Fully Adaptive Schnorr Threshold Signatures.

We prove adaptive security of a simple three-round threshold Schnorr signature scheme, which we call Sparkle . The standard notion of security for threshold signatures considers a static adversary – one who must declare which parties are corrupt at the beginning of the protocol. The stronger adaptive adversary can at any time corrupt parties and learn their state. This notion is natural and practical, yet not proven to be met by most schemes in the literature. In this paper, we demonstrate that Sparkle achieves several levels of security based on different corruption models and assumptions. To begin with, Sparkle is statically secure under minimal assumptions: the discrete logarithm assumption (DL) and the random oracle model (ROM).
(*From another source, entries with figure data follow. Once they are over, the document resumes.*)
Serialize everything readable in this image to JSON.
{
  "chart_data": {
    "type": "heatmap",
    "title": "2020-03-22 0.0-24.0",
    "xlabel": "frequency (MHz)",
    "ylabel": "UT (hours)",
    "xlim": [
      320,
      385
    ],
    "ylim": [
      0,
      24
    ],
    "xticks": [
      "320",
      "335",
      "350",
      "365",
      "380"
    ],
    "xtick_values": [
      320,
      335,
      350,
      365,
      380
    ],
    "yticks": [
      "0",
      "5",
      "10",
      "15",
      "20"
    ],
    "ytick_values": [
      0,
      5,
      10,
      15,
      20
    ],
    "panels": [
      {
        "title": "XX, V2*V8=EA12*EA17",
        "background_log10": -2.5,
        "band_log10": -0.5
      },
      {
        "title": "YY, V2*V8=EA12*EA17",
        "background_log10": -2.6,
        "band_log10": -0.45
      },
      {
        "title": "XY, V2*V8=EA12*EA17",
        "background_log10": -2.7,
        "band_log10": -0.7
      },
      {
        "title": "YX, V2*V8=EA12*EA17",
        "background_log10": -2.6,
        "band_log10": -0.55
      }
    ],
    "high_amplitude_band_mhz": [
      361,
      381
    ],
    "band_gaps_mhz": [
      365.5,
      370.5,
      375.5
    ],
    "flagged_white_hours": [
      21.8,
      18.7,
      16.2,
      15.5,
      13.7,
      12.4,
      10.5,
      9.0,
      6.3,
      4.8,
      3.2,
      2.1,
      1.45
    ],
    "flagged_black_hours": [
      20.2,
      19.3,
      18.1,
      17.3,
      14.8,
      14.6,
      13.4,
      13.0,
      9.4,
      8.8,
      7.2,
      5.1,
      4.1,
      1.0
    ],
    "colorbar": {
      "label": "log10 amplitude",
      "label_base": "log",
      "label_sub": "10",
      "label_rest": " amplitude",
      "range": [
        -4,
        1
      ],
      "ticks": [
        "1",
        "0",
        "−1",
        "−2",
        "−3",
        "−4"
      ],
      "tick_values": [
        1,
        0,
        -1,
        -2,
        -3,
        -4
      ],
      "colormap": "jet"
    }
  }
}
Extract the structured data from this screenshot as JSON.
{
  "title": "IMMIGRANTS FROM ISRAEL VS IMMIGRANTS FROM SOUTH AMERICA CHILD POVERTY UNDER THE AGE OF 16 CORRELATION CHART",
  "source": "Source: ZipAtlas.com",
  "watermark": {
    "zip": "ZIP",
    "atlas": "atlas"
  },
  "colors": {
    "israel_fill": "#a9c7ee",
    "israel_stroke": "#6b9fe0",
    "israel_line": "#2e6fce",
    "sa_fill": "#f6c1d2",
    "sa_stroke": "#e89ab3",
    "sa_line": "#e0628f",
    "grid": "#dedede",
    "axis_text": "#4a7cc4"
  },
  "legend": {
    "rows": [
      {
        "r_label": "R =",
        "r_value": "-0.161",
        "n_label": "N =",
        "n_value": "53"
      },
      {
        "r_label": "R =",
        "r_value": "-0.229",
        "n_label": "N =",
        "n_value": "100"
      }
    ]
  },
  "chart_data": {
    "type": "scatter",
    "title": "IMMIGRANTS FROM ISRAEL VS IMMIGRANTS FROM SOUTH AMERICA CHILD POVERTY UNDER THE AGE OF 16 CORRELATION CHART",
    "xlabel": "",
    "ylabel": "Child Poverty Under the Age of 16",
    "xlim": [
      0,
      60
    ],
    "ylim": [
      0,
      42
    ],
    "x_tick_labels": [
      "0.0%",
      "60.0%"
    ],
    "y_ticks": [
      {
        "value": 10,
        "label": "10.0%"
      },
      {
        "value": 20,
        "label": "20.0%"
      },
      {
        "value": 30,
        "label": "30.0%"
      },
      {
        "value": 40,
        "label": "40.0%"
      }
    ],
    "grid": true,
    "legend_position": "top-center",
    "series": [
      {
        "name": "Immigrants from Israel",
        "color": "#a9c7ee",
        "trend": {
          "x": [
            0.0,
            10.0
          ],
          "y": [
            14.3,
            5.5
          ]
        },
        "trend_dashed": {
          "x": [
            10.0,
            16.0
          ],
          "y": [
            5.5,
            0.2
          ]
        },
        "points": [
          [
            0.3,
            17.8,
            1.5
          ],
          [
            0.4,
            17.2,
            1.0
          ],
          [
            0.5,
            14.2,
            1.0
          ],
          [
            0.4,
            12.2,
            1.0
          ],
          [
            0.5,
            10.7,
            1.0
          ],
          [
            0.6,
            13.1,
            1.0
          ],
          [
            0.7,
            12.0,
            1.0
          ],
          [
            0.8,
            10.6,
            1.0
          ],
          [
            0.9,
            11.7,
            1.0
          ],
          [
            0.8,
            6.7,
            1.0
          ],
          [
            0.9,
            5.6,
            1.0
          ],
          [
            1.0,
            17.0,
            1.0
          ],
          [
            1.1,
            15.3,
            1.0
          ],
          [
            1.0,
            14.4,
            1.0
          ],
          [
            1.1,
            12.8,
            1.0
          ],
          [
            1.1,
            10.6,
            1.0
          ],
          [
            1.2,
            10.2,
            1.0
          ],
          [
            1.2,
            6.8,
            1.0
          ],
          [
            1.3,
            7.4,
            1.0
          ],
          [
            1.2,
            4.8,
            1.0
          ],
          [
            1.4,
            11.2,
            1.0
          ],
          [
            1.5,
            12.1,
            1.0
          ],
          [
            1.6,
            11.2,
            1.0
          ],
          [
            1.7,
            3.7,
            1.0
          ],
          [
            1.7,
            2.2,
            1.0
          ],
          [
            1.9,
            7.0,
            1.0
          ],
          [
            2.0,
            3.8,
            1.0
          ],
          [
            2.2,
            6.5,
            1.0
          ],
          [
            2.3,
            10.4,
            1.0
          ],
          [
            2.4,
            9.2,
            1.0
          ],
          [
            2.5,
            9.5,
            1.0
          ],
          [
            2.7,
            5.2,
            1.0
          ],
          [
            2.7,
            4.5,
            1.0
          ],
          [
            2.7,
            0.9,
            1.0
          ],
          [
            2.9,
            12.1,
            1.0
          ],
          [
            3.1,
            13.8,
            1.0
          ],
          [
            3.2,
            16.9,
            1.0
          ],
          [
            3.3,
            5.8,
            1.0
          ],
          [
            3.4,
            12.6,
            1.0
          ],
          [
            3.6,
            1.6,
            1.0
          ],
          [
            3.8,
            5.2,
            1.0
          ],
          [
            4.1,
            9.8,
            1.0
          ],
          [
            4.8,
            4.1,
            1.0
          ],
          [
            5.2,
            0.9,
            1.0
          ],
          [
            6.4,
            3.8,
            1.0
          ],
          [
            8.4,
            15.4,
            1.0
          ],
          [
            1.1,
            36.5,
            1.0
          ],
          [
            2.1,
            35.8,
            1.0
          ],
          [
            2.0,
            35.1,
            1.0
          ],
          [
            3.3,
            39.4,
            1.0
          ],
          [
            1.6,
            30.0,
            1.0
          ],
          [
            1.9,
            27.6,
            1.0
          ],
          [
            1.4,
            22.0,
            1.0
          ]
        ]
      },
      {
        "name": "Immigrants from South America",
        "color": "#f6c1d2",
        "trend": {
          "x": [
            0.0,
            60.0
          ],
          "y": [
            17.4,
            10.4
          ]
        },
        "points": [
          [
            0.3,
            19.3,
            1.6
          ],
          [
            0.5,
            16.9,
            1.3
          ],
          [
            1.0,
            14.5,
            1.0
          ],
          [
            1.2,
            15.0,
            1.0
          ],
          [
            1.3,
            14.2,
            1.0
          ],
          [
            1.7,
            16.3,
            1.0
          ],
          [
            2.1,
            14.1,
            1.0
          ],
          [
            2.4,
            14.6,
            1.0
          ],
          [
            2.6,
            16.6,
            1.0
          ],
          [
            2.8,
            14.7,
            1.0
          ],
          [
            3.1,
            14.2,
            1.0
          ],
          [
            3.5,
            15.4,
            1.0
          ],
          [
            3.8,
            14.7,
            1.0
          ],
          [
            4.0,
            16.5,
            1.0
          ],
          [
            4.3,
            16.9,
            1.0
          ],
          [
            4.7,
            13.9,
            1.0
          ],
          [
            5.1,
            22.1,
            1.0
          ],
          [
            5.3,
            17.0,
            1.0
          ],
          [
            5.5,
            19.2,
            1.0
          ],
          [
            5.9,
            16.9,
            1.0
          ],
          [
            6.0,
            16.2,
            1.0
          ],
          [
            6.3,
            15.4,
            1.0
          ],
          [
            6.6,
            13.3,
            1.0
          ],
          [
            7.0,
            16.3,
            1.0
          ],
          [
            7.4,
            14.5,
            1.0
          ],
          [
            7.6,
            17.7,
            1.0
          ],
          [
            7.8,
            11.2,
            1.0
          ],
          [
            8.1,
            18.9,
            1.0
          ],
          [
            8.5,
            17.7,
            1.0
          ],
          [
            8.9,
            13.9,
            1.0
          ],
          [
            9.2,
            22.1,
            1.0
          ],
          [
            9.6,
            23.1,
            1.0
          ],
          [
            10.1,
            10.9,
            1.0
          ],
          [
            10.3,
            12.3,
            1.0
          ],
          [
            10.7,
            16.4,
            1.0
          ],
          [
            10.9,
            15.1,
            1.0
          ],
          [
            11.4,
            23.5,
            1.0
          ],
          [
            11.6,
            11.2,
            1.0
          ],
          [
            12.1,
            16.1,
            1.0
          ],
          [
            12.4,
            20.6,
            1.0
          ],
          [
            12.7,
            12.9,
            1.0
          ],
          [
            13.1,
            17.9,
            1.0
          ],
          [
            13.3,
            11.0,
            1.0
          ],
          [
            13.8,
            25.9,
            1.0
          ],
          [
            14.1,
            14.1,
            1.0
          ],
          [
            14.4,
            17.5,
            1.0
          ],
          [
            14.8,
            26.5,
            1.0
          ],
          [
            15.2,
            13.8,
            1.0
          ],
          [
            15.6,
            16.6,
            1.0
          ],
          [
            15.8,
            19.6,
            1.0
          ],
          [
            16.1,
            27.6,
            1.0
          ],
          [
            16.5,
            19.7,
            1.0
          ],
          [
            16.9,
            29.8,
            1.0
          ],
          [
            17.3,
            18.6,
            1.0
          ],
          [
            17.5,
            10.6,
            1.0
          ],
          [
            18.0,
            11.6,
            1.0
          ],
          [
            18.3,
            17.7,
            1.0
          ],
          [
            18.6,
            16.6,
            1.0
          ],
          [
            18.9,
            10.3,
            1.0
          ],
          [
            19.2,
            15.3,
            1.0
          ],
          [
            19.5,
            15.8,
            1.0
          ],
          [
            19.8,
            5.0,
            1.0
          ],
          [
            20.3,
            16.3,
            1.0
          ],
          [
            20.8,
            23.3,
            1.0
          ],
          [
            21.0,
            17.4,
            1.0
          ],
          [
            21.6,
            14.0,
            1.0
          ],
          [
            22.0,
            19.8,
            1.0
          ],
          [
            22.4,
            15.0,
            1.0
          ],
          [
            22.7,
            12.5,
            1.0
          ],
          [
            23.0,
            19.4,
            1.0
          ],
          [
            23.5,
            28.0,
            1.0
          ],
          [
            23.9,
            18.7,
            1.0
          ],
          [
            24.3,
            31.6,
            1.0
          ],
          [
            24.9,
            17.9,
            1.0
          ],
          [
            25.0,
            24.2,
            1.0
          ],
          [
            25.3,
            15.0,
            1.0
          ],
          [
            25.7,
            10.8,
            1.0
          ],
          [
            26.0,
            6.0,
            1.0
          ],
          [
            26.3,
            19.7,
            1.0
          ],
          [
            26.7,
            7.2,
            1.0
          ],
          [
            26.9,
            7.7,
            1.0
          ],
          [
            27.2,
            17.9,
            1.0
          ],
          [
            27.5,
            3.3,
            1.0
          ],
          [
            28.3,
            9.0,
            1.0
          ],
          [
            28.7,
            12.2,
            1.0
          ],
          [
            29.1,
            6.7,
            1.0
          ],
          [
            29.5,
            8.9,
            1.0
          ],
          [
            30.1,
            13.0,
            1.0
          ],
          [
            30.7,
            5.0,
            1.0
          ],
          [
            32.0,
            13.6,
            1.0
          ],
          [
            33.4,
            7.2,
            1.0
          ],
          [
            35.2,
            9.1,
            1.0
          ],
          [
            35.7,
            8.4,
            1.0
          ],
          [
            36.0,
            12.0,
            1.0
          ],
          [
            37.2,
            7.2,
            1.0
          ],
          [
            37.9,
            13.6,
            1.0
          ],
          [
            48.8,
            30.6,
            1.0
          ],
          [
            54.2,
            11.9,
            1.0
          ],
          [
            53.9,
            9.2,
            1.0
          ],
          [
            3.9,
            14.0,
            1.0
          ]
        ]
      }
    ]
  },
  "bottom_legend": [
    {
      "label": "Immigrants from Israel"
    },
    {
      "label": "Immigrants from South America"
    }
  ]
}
If an adaptive adversary corrupts fewer than t / 2 out of a threshold of t + 1 signers, then Sparkle is adaptively secure under a weaker variant of the one-more discrete logarithm assumption (AOMDL) in the ROM. Finally, we prove that Sparkle achieves full adaptive security, with a corruption threshold of t , under AOMDL in the algebraic group model (AGM) with random oracles. Importantly, we show adaptive security without requiring secure erasures. Ours is the first proof achieving full adaptive security without exponential tightness loss for any threshold Schnorr signature scheme; moreover, the reduction is tight.